Friday, September 21, 2012

Rosh Hashanah 5773 | Making the Perfect Round Spiral Challah

I know, I know, Rosh Hashanah has passed, but I still put it in this title.  In our family, we make round-shaped challot all the way through Shabbat Shuvah, Sukkot, and Simchat Torah.  Personally, I think that the braided round (tutorial from last year) is really the loveliest of round challah shapes, and the Croatian star is one my most commonly hit pages here.  However, for certain recipes, the simple spiral challah is the perfect shape.

The round spiral is known by a few names, apparently.  I was surprised to read it referred to as a "turban challah," which to me brings up all sorts of funny visions of Maimonides (Rambam, Moshe ben Maimon, however you want to to call him).

Another name for the spiral is a Faigele which is Yiddish for "little bird." This website gives a good description for this name...
According to the Encyclopedia Judaica, the New Year's spiral is a shape with a Ukrainian origin, originally a bird shape with the center of the spiral culminating in a bird's head: "The bird's head symbolizes the phrase in Isaiah 31:5 'As birds hovering, so will the Lord of Hosts protect Jerusalem'" — which helps to explain why this spiral shape would be called a faigele, "little bird" in Yiddish.
Regardless of what you call it, it's lovely.  The following technique is a great way to make a really nice, smooth round challah shape.  It works equally for plain challah and for stuffed challah, so I've given you a set of pictures from both methods.

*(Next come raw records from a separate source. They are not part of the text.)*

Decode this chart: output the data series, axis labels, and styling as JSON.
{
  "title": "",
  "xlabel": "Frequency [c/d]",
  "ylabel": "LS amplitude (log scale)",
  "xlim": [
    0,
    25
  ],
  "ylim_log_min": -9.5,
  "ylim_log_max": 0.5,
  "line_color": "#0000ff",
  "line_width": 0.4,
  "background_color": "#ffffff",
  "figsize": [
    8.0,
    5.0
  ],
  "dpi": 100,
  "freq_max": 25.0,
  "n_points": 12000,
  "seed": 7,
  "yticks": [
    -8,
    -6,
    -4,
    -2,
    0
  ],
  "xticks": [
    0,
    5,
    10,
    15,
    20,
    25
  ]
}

Start out with your dough on a flour surface.  With a rolling pin, roll the dough out smoothly and flat into a long, oblong rectangle about 1/4 inch thick. Next, coil up the challah, trying to keep as many of the bubbles out as possible. The resulting strand should be about the size you would normally use to braid challah.
spiral05 spiral06
For a stuffed apple challah (or any filling), the process is the same, however you add your apples! I keep my apple pieces very small, flour them, and keep a consistent amount throughout the coil, which helps prevent air pockets. Also, keep them away about an inch or two from the ends to get a good seal.
spiral02 spiral03
Once you have your long strand, use your palms to length it if desired. When coiling, start by making the small central point and then switch to bring the long tail around the center (I learned this from an elderly woman at my synagogue... I'm not sure quite why, but it seems to make a more successful shape.)
If you like your round challah to be tall, keep the strands nice and tight together with each other. The result will be that, as the challah bakes, the center will be pushed up for a nice tall loaf.
Conversely, if you want your challah to be flatter, try to keep a bit of air in between the coils. The key is just a tiny bit otherwise your challah won't fuse enough. I always try to do this method, because I like my round challot flatter. Below is my crowning achievement in round challot... no other loaf has been quite as pretty as this one.  And perhaps that is the key... accepting that your challot are beautiful no matter what, even if they're a little extra tall like the one above.
Wishing you a Shabbat of rest and of peace and a very meaningful fast this Yom Kippur. From our bayit to yours.